For the last three months, traders have been positioned to expect a rate-cut in 2020 – disagreeing with The Fed’s forecast of more hikes. That changed this week as traders push their bets in eurodollar futures on a hike in 2020.
The Fed (red line below) expects rate hikes to continue through the end of 2020, and until recently as OIS (green) and ED (black) market expectations show, investors expected a net rate cut across 2020…
But now, as Bloomberg’s Ye Xie notes, not only have traders fully priced in two rate hikes in 2019 after two more this year, they are now moving to think that the Fed could extend the rate cycle through 2020. The spread between euro-dollar futures in December 2019 and 2020 is no longer inverted.

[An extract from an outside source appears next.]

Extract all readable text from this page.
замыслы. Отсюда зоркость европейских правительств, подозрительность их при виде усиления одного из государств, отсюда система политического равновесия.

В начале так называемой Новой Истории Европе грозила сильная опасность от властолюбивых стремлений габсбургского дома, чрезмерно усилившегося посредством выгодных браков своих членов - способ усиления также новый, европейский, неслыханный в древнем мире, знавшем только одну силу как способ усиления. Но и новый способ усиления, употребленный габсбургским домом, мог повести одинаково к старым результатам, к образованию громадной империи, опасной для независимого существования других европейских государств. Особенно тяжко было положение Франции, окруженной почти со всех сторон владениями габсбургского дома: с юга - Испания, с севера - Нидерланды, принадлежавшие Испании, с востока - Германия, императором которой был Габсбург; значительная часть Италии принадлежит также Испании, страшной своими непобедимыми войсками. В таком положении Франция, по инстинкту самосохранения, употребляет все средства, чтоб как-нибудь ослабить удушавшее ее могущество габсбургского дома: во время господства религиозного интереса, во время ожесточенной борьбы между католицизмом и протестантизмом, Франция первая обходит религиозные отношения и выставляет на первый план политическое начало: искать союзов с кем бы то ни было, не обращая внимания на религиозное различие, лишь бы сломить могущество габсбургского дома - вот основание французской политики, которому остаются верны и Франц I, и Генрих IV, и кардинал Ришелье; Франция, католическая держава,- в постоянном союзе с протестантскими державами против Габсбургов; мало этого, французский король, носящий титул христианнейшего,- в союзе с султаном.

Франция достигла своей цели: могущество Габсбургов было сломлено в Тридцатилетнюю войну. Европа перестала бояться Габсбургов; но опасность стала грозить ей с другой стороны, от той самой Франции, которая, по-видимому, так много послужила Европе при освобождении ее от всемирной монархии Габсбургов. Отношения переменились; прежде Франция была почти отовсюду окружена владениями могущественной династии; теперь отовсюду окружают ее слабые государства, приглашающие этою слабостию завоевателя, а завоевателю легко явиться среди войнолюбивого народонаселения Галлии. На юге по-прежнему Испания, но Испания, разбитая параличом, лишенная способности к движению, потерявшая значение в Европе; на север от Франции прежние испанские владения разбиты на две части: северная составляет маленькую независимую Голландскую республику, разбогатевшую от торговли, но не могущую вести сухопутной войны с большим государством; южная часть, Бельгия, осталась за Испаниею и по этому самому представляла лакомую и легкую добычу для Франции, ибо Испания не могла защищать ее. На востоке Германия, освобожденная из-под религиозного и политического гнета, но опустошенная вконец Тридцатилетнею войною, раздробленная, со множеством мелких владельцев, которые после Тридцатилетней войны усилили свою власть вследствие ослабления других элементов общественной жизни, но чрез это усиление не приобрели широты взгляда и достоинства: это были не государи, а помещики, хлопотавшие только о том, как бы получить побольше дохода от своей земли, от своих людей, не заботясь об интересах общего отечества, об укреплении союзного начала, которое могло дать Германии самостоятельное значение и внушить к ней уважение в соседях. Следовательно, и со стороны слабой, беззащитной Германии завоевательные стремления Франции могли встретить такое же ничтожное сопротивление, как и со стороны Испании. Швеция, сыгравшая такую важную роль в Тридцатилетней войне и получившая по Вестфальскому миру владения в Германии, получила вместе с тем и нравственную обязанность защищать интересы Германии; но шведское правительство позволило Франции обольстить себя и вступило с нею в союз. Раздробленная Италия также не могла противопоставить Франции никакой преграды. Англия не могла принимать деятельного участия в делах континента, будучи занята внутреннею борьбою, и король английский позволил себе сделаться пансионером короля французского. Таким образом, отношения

Admittedly, the spread is only 4bps, which translates to a 16% of a chance for a single 25bps rate-hike; but it is another move in the direction of The Fed’s thinking. Furthermore, it gives The Fed some runway in its belief that it can raise rates without having to worrying about cutting the expansion short.
Additionally, Bloomberg notes that there’s been some funny/strange action in Fed Funds Futures recently, ahead of Wednesday’s meeting/press conference. For example, the odds that the Fed goes 50 bp stand at 8%, up from zero a month ago. And while we don’t think that will happen (no reason for the Fed to spook the horses), it is clear that both Futures and shorter dated Treasuries expect the Fed to sound more aggressive this week.